Anonymous Sudan hacks X to put pressure on Elon Musk over Starlink

A hacking group called Anonymous Sudan took X, formerly known as Twitter, offline in more than a dozen countries on Tuesday morning in an attempt to pressurise Elon Musk into launching his Starlink service in their country.

X was down for more than two hours, with thousands of users affected.

"Make our message reach to Elon Musk: 'Open Starlink in Sudan'," the hackers posted on Telegram.

X is the latest victim of the gang hacking to "benefit Sudan and Islam".

Over several weeks of private conversations with the group on the chat app Telegram, the BBC spoke to the hackers about their methods and motives.

One member of the group, who calls himself Crush, told the BBC that Tuesday's attack flooded X's servers with huge amounts of traffic to take it offline - the same blunt and relatively unsophisticated hacking techniques for which the gang is known.

The outage-tracking site Downdetector said nearly 20,000 outage reports were logged by users in the US and the UK, with a far higher number of people likely to have been affected.

Another hacking group member - Hofa - said the so-called DDoS (Distributed Denial of Service) attack was aimed at raising awareness about the civil war in Sudan which is "making the internet very bad and it goes down quite often for us".

X has not publicly acknowledged the disruption caused, and Mr Musk has not responded to questions to launch his satellite internet service in Sudan.

Located in Sudan

Anonymous Sudan has been accused by many in the cyber-security world of being a Russian cyber-military unit in disguise and causing cyber-chaos for the Kremlin under the cover of a foreign hacktivist outfit.

The theory stems from its online support for Russian President Vladimir Putin and an apparent alignment of motives with other hacking gangs in the country.

But the criminal group has repeatedly denied it is Russian, and for the first time shared evidence with the BBC that it is located in Sudan.

Crush, the group's main spokesperson and key member, shared his live location on the Telegram app as proof.

Crush and Hofa also sent pictures of their Sudanese passports and other screenshots suggesting they are in Sudan.

These things can be faked with varying degrees of difficulty, but after weeks of conversation with the BBC and cyber-security researcher Intel Cocktail, there is nothing to suggest the hackers are lying.

"Our long-term goal is to show the world that Sudanese people, although with limited capabilities, have very good skills in many different fields," said Crush.

In June, the gang posted a message of support for the Russian government to end an ongoing rebellion by the Wagner forces.

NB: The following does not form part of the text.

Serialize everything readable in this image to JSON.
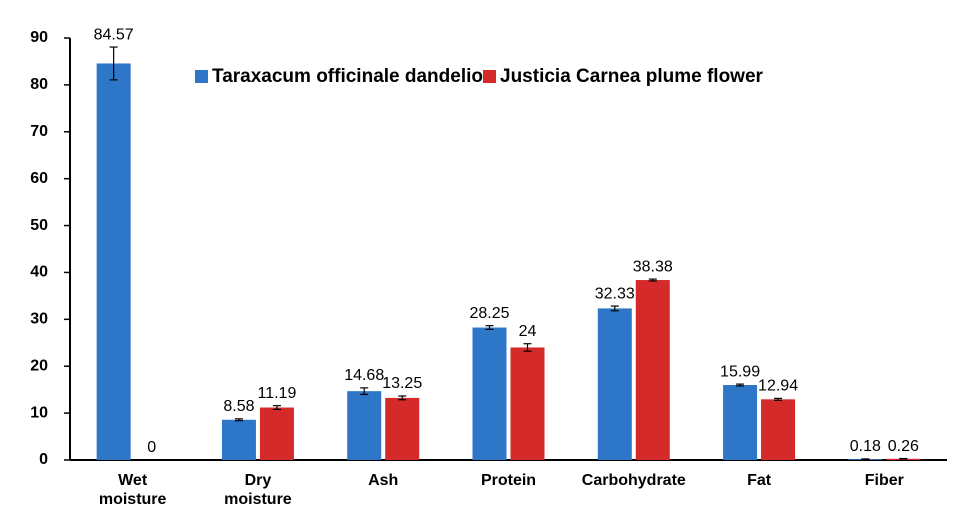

However, Crush explained that "a similar thing happened to our country and Russians stood with us so we wanted to pay them back", referring to Russia's support for the Sudanese government as it fights the ongoing civil war.

He insists that their group is made up of a "small number" of Sudanese hackers who are launching the attacks from the country in spite of regular internet outages.\

Since it emerged in January, Anonymous Sudan has successfully disrupted dozens of organisations and government web services in France, Nigeria, Israel and the US.

For the past month the gang has attacked Kenya, claiming the country's government is "meddling in Sudanese affairs".

One attack heavily disrupted the country's eCitizen portal used by the public to access more than 5,000 government services.

When challenged about the impacts on citizens, Crush defended the actions and said: "The reason we hit infrastructure is to teach the country and its rulers a lesson, and yes we have red lines, that is if our attacks harm a lot of innocents."

However, the group has also unsuccessfully attacked hospitals.

The gang claims to be carrying out the criminal attacks to "defend the Truth, Islam and Sudan", but on at least two occasions it has also tried to extort victims for Bitcoin.

It has also targeted websites like OnlyFans, Tumblr and Reddit, saying that they promote what it calls "disgusting smuts and other LGBTQ+ things".

In June, the hackers celebrated when the US cyber-authority issued an official warning about a wave of attacks against American organisations which it warned "can cost an organisation time and money and may impose reputational costs while resources and services are inaccessible".

Its most high-profile attack in June disrupted Microsoft services including Outlook and OneDrive, forcing the tech giant to issue a report with advice to customers on how to prevent being affected by the group.